The crazy thing about these machines is they still catch my attention every time. Since I’m now used to them, you’d think I should be able to walk by and never give them a second glance. But there’s something intriguing about these talking kiosks that always catches my attention. The voice is so friendly that I feel like I should apologize for not taking a free sample – even when I don’t need a sample of Ricola or eyeglass cleaner.
Recently, an article on the Chain Store Age website focused on one possible future of brick-and-mortar retail. A company called ShopWithMe has opened an interactive retail store on Chicago’s Michigan Avenue. The store features a wide variety of super high-tech ideas that may chart a path for retail stores to follow.
Just like the sample vending machine at Sam’s Club, many of the high-tech gadgets of the future rely on motion detectors to create an interactive experience for customers. In one instance, as a shopper walks through the store, shelves on the wall will move towards them and a voice will recommend whatever item it holds.
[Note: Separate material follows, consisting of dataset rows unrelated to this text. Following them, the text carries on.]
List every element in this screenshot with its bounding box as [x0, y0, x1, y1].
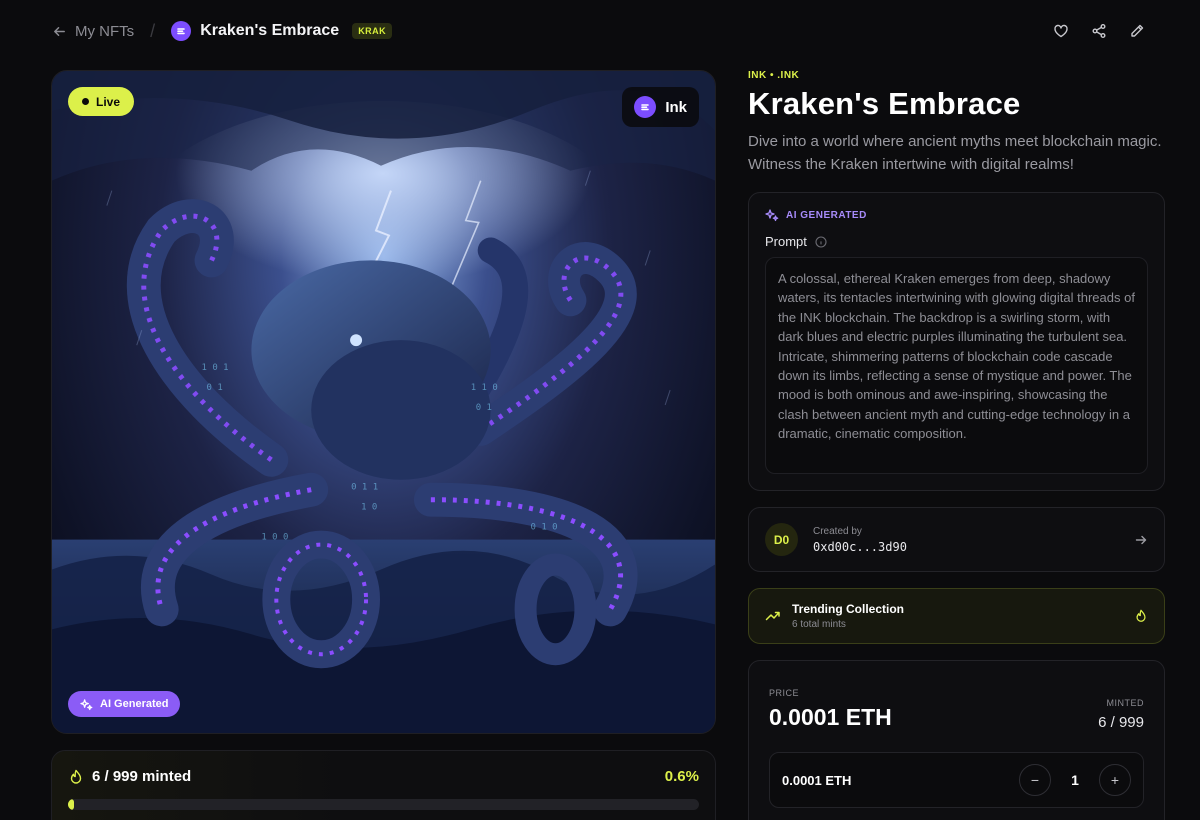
increase-quantity-button[interactable]: + — [1099, 764, 1131, 796]
live-dot-icon — [82, 98, 89, 105]
prompt-card: AI GENERATED Prompt A colossal, ethereal… — [748, 192, 1165, 491]
prompt-text: A colossal, ethereal Kraken emerges from… — [765, 257, 1148, 474]
live-status-label: Live — [96, 94, 121, 109]
nft-detail-panel: INK • .INK Kraken's Embrace Dive into a … — [748, 70, 1165, 820]
mint-progress-fill — [68, 799, 74, 810]
creator-card[interactable]: D0 Created by 0xd00c...3d90 — [748, 507, 1165, 572]
ai-badge-label: AI Generated — [100, 698, 169, 710]
svg-text:0 1 0: 0 1 0 — [531, 523, 558, 533]
nft-description: Dive into a world where ancient myths me… — [748, 133, 1162, 173]
sparkles-icon — [765, 209, 779, 222]
trending-up-icon — [765, 611, 780, 621]
svg-text:0 1: 0 1 — [207, 383, 223, 393]
svg-text:1 1 0: 1 1 0 — [471, 383, 498, 393]
quantity-stepper: − 1 + — [1019, 764, 1131, 796]
back-link-label: My NFTs — [75, 22, 135, 40]
avatar: D0 — [765, 523, 798, 556]
mint-progress-card: 6 / 999 minted 0.6% — [51, 750, 716, 820]
mint-progress-bar — [68, 799, 699, 810]
share-button[interactable] — [1091, 23, 1107, 39]
minted-value: 6 / 999 — [1098, 714, 1144, 731]
live-status-badge: Live — [68, 87, 135, 116]
trending-collection-card: Trending Collection 6 total mints — [748, 588, 1165, 644]
creator-address: 0xd00c...3d90 — [813, 539, 907, 554]
creator-label: Created by — [813, 525, 862, 537]
quantity-value: 1 — [1071, 772, 1079, 788]
breadcrumb-separator: / — [150, 20, 156, 41]
svg-text:1 0 0: 1 0 0 — [261, 533, 288, 543]
top-actions — [1053, 23, 1145, 39]
breadcrumb-title: Kraken's Embrace — [200, 22, 340, 39]
price-value: 0.0001 ETH — [769, 704, 892, 730]
svg-text:0 1: 0 1 — [476, 403, 492, 413]
prompt-heading: Prompt — [765, 234, 1148, 249]
kraken-illustration: 1 0 1 0 1 1 1 0 0 1 0 1 1 1 0 1 0 0 0 1 0 — [52, 71, 715, 733]
edit-button[interactable] — [1129, 23, 1145, 39]
ink-logo-icon — [634, 96, 657, 118]
svg-text:1 0 1: 1 0 1 — [202, 363, 229, 373]
nft-title: Kraken's Embrace — [748, 86, 1021, 121]
breadcrumb-current: Kraken's Embrace KRAK — [171, 21, 393, 41]
quantity-selector: 0.0001 ETH − 1 + — [769, 752, 1144, 808]
edit-icon — [1131, 24, 1144, 37]
svg-text:0 1 1: 0 1 1 — [351, 483, 378, 493]
svg-text:1 0: 1 0 — [361, 503, 377, 513]
flame-icon — [1136, 609, 1146, 622]
top-bar: My NFTs / Kraken's Embrace KRAK — [0, 0, 1200, 62]
ai-generated-badge: AI Generated — [68, 691, 181, 717]
nft-artwork[interactable]: 1 0 1 0 1 1 1 0 0 1 0 1 1 1 0 1 0 0 0 1 0 Li… — [51, 70, 716, 734]
info-icon[interactable] — [815, 235, 827, 248]
prompt-heading-label: Prompt — [765, 234, 807, 249]
favorite-button[interactable] — [1053, 23, 1069, 39]
flame-icon — [70, 769, 82, 784]
chain-chip-label: Ink — [665, 98, 687, 116]
minted-label: MINTED — [1106, 698, 1144, 708]
chain-chip: Ink — [622, 87, 699, 127]
minted-percent: 0.6% — [664, 768, 699, 785]
sparkles-icon — [80, 698, 93, 710]
total-price: 0.0001 ETH — [782, 772, 852, 788]
ticker-badge: KRAK — [352, 23, 393, 39]
trending-title: Trending Collection — [792, 602, 905, 616]
trending-subtitle: 6 total mints — [792, 619, 846, 630]
price-card: PRICE 0.0001 ETH MINTED 6 / 999 0.0001 E… — [748, 660, 1165, 820]
ink-logo-icon — [171, 21, 192, 41]
arrow-right-icon — [1135, 535, 1147, 544]
minted-count: 6 / 999 minted — [92, 768, 192, 785]
ai-generated-label: AI GENERATED — [765, 208, 1148, 222]
share-icon — [1092, 24, 1106, 38]
heart-icon — [1054, 24, 1068, 38]
price-label: PRICE — [769, 688, 800, 698]
ai-generated-text: AI GENERATED — [786, 209, 867, 221]
chain-tag: INK • .INK — [748, 70, 800, 81]
decrease-quantity-button[interactable]: − — [1019, 764, 1051, 796]
back-link[interactable]: My NFTs — [52, 23, 134, 40]
arrow-left-icon — [54, 26, 65, 36]
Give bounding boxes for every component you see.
Sensors will track shoppers and recommend products based on their browsing habits. The stores will also have merchandise displayed on fixtures with glass top digital displays. Merchandise can sit on top of the display, as well as live in a different video environment within the display. It probably won’t be long before 3-D holographic images will add a new dimension to merchandise displays.
Interactive kiosks will become members of the floor staff to help sell specific items. Your customers will be able to ask questions, check inventory, and create online orders, all from their friendly, interactive kiosk. And of course, customers will be able to complete the transactions using a smart phone.
Speaking of smart, the CSA article also posed the concept of a “smart store.” Smart stores would have the ability to change a store entirely without rebuilding. The concept is aimed at being able to shift brands overnight, and for a museum store this kind of capability would allow the shift of themes just as easily. Imagine a future when your store (or at least part of your store) can completely echo a special exhibit that’s in your museum. It would probably be done with lighting, interactive displays, and video walls. Of course, this reliance on technology will make a tech savvy staff more important than ever.
As you free your imagination to think about possibilities of future retail, the end result may run the gamut from evolutionary to revolutionary. Simple additions to museum stores may include personalized greetings to museum members (perhaps linked to a chipped membership badge), and a smart membership badge could also track member’s buying history and suggests new items that complement their collections. Future museum stores could easily become the star attraction at the museum.
It’s easy to see that the future of retail is limitless and also fairly expensive. Most museum stores will have to pick and choose their technology based on both need and budget. But as with most technology, the price drops precipitously and it’s not long before the unimaginable becomes the affordable.
Steve White is a writer and entrepreneur based in Denver.